Lo mismo ocurre con los periodistas venezolanos. Conducen vehículos para Uber y limpian casas, y sienten enojo y agotamiento al ver cómo el país que conocen se derrumba ante sus ojos. Pero también sienten la necesidad de ejercer el periodismo, y muchos ofrecen sus fuentes y conocimientos —a veces gratuitamente— para que el mundo conozca sobre la crisis.
Para muchos, la primera parada es Miami, donde amigos o antiguos colegas podrían facilitarles la adaptación. Se trata de un lugar donde el clima es similar al que dejaron atrás, y de una cultura forjada por personas llegadas de distintas latitudes e hispanohablantes con los más diversos acentos.
Rayma Suprani diseña a diario caricaturas sobre la crisis en Venezuela que publica en redes sociales. Se fue en 2014, luego de perder su empleo en El Universal tras casi 20 años de trabajo. El periódico había sido vendido a personas que se consideran próximas al gobierno. Suprani fue despedida por una caricatura donde se mostraba un electrocardiograma con latidos saludables, seguido de una imagen de la firma del ex Presidente Hugo Chávez, que se transforma en una línea sin pulso, aludiendo a la muerte del sistema de salud venezolano.
Tamoa Calzadilla y su esposo David Maris, ambos periodistas, se fueron del país un año más tarde, cuando sus vidas profesionales se vieron truncadas por motivos similares. Calzadilla, que lideraba el equipo de investigación de Últimas Noticias, renunció luego de haber sido presionada para publicar datos oficiales infundados sobre manifestantes. Más tarde, miembros de la Guardia Nacional Bolivariana confiscaron los equipos de trabajo de Maris mientras entrevistaba a la esposa del líder opositor Leopoldo López. También se produjo un robo en su vivienda, durante el cual solo la computadora de Calzadilla fue sustraída. Ambos trabajan ahora en Miami para Univisión News.
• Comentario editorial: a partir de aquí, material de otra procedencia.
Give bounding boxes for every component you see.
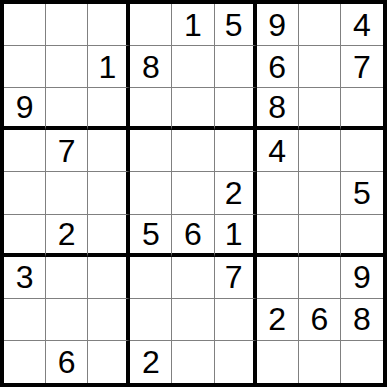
cell-r6c5[interactable]: 6 [172, 215, 214, 257]
cell-r3c2[interactable] [46, 88, 88, 130]
sudoku-board: 15941867987425256137926862 [0, 0, 387, 387]
cell-r7c4[interactable] [130, 257, 172, 299]
cell-r7c7[interactable] [257, 257, 299, 299]
cell-r5c5[interactable] [172, 172, 214, 214]
cell-r2c6[interactable] [215, 46, 257, 88]
cell-r3c3[interactable] [88, 88, 130, 130]
cell-r2c1[interactable] [4, 46, 46, 88]
cell-r5c6[interactable]: 2 [215, 172, 257, 214]
cell-r1c5[interactable]: 1 [172, 4, 214, 46]
cell-r4c4[interactable] [130, 130, 172, 172]
cell-r2c9[interactable]: 7 [341, 46, 383, 88]
cell-r4c6[interactable] [215, 130, 257, 172]
cell-r8c4[interactable] [130, 299, 172, 341]
cell-r2c5[interactable] [172, 46, 214, 88]
cell-r7c2[interactable] [46, 257, 88, 299]
cell-r7c6[interactable]: 7 [215, 257, 257, 299]
cell-r6c6[interactable]: 1 [215, 215, 257, 257]
cell-r8c9[interactable]: 8 [341, 299, 383, 341]
cell-r7c5[interactable] [172, 257, 214, 299]
cell-r6c7[interactable] [257, 215, 299, 257]
cell-r9c8[interactable] [299, 341, 341, 383]
cell-r5c8[interactable] [299, 172, 341, 214]
cell-r6c2[interactable]: 2 [46, 215, 88, 257]
cell-r2c3[interactable]: 1 [88, 46, 130, 88]
cell-r9c7[interactable] [257, 341, 299, 383]
cell-r5c3[interactable] [88, 172, 130, 214]
cell-r1c7[interactable]: 9 [257, 4, 299, 46]
cell-r7c3[interactable] [88, 257, 130, 299]
cell-r3c1[interactable]: 9 [4, 88, 46, 130]
cell-r3c4[interactable] [130, 88, 172, 130]
cell-r1c2[interactable] [46, 4, 88, 46]
cell-r9c6[interactable] [215, 341, 257, 383]
cell-r9c3[interactable] [88, 341, 130, 383]
cell-r5c2[interactable] [46, 172, 88, 214]
cell-r5c1[interactable] [4, 172, 46, 214]
cell-r9c1[interactable] [4, 341, 46, 383]
cell-r4c5[interactable] [172, 130, 214, 172]
cell-r9c9[interactable] [341, 341, 383, 383]
cell-r8c5[interactable] [172, 299, 214, 341]
cell-r8c3[interactable] [88, 299, 130, 341]
cell-r4c9[interactable] [341, 130, 383, 172]
cell-r8c2[interactable] [46, 299, 88, 341]
cell-r4c7[interactable]: 4 [257, 130, 299, 172]
cell-r1c1[interactable] [4, 4, 46, 46]
cell-r4c3[interactable] [88, 130, 130, 172]
cell-r6c4[interactable]: 5 [130, 215, 172, 257]
cell-r4c1[interactable] [4, 130, 46, 172]
cell-r1c6[interactable]: 5 [215, 4, 257, 46]
cell-r1c3[interactable] [88, 4, 130, 46]
cell-r4c2[interactable]: 7 [46, 130, 88, 172]
cell-r3c9[interactable] [341, 88, 383, 130]
cell-r5c9[interactable]: 5 [341, 172, 383, 214]
cell-r3c5[interactable] [172, 88, 214, 130]
cell-r3c8[interactable] [299, 88, 341, 130]
cell-r1c9[interactable]: 4 [341, 4, 383, 46]
cell-r9c4[interactable]: 2 [130, 341, 172, 383]
cell-r8c8[interactable]: 6 [299, 299, 341, 341]
cell-r6c1[interactable] [4, 215, 46, 257]
cell-r1c4[interactable] [130, 4, 172, 46]
cell-r9c5[interactable] [172, 341, 214, 383]
cell-r6c9[interactable] [341, 215, 383, 257]
cell-r4c8[interactable] [299, 130, 341, 172]
cell-r1c8[interactable] [299, 4, 341, 46]
cell-r8c6[interactable] [215, 299, 257, 341]
cell-r8c1[interactable] [4, 299, 46, 341]
cell-r6c8[interactable] [299, 215, 341, 257]
cell-r5c7[interactable] [257, 172, 299, 214]
cell-r2c8[interactable] [299, 46, 341, 88]
cell-r2c2[interactable] [46, 46, 88, 88]
cell-r5c4[interactable] [130, 172, 172, 214]
cell-r7c9[interactable]: 9 [341, 257, 383, 299]
cell-r7c8[interactable] [299, 257, 341, 299]
cell-r2c4[interactable]: 8 [130, 46, 172, 88]
cell-r7c1[interactable]: 3 [4, 257, 46, 299]
cell-r3c6[interactable] [215, 88, 257, 130]
cell-r3c7[interactable]: 8 [257, 88, 299, 130]
cell-r2c7[interactable]: 6 [257, 46, 299, 88]
cell-r8c7[interactable]: 2 [257, 299, 299, 341]
cell-r6c3[interactable] [88, 215, 130, 257]
cell-r9c2[interactable]: 6 [46, 341, 88, 383]
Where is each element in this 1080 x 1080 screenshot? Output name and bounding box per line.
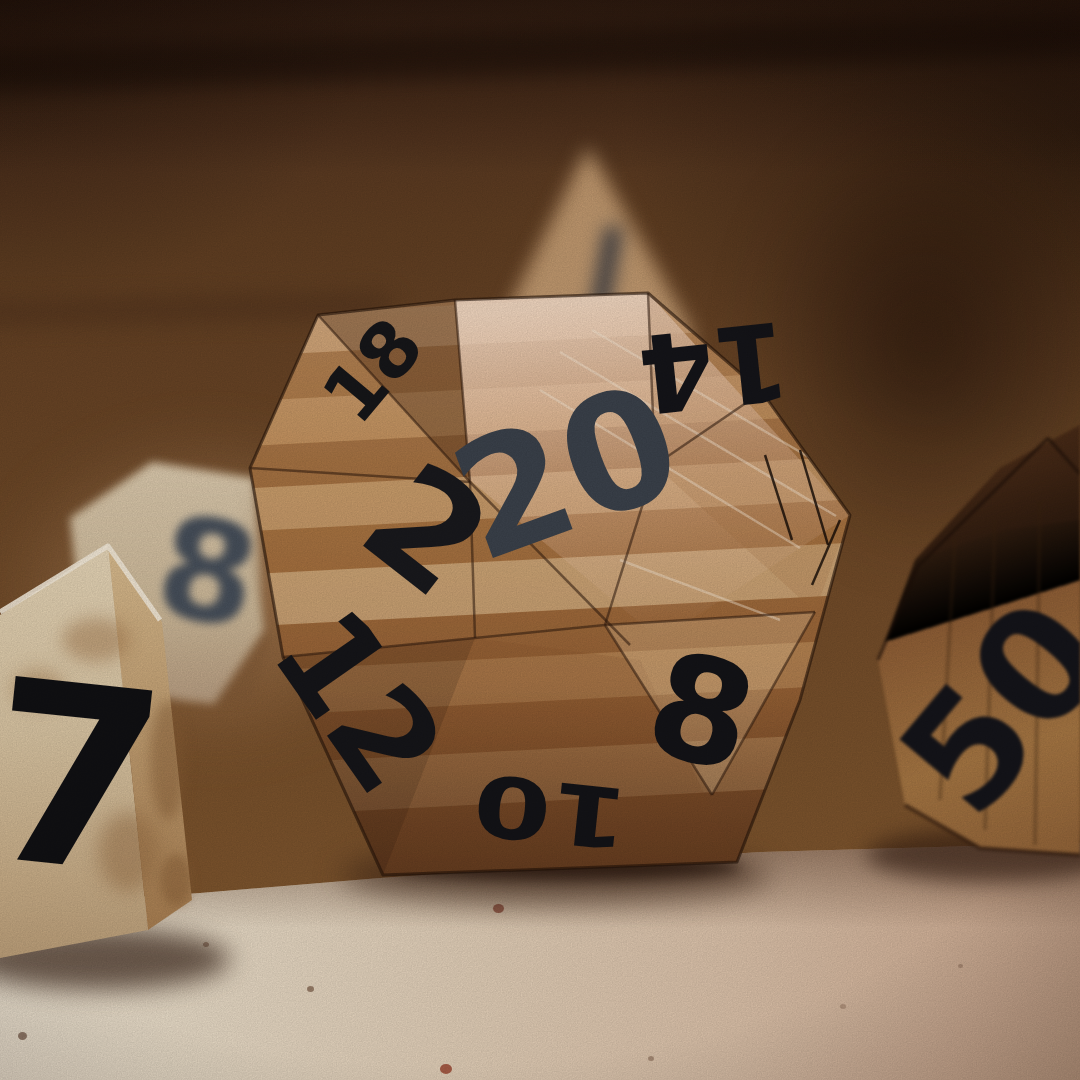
warm-light-glow bbox=[0, 360, 510, 820]
plank-groove-faint bbox=[0, 296, 390, 323]
photo-stage: 8 bbox=[0, 0, 1080, 1080]
d20-contact-shadow bbox=[392, 854, 742, 880]
table-speck bbox=[18, 1032, 27, 1040]
table-speck bbox=[648, 1056, 654, 1061]
table-speck bbox=[440, 1064, 452, 1074]
background-shadow-right bbox=[690, 40, 1080, 640]
table-speck bbox=[307, 986, 314, 992]
table-speck bbox=[958, 964, 963, 968]
table-speck bbox=[840, 1004, 846, 1009]
table-speck bbox=[493, 904, 504, 913]
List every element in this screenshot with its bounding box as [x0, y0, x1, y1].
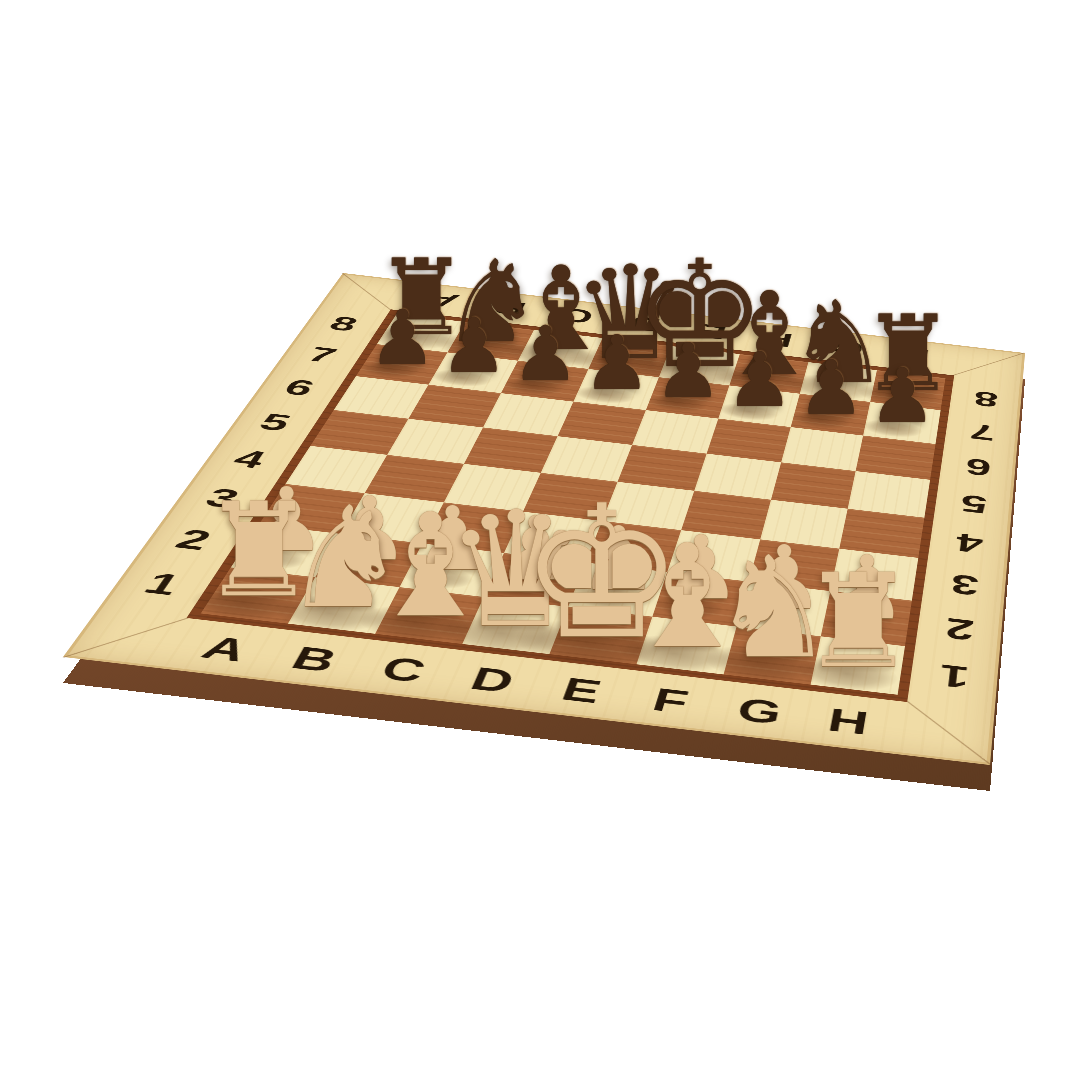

Alberto Ravell, uno de los fundadores de La Patilla, un sitio web de noticias enfocado en Venezuela, huyó en 2016, horas antes de que se dictara una orden judicial para intentar retenerlo a él y otras 20 personas más, como resultado de una demanda penal por difamación. Diosdado Cabello, uno de los políticos oficialistas más poderosos, los acusó de haber republicado información de un periódico español que lo implicaba en narcotráfico. Ravell es, además, uno de los fundadores del canal de televisión Globovisión, que en sus orígenes siguió una línea editorial independiente, y se convirtió en un medio adepto al gobierno desde que fue vendido en 2013 después de que el gobierno le impusiera reiteradas multas. Ravell sigue dirigiendo La Patilla desde el exterior.
Aunque algunos valientes periodistas siguen informando de manera independiente desde Venezuela, el temor a represalias ha convertido a la autocensura en algo habitual. Por más de una década, el gobierno ha ampliado y ejercido abusivamente su poder para regular a los medios de comunicación. Ha reducido drásticamente la cantidad de medios disidentes, prohibido que algunos corresponsales extranjeros ingresen en el país y ha expulsado a otros. Durante la ola de represión del disenso que tuvo lugar el año pasado, miembros de las fuerzas de seguridad detuvieron e interrogaron a varios periodistas y confiscaron sus equipos. En noviembre, la Asamblea Nacional Constituyente oficialista aprobó penas de prisión de hasta 20 años contra quien “fomente, promueva o incite” actividades que se definen de manera muy imprecisa como de “odio”.
Los periodistas han generado una respuesta en equipo, e intercambian notas, contactos, fotos y filmaciones con sus colegas en el exterior. Los exiliados llevan a cabo entrevistas delicadas y desarrollan o publican las notas, a veces de manera anónima, a través de redes sociales, sitios web de noticias o medios de difusión con mayor alcance.
Las amenazas y el temor de duras represalias todavía no han conseguido silenciar a los periodistas venezolanos. Muchos siguen observando, investigando y haciendo el trabajo de una prensa libre, en el país o en el exilio. Siguen arrojando luz sobre un país donde ya no quedan controles institucionales al poder, y esta es, excepcionalmente, una buena noticia que llega desde Venezuela.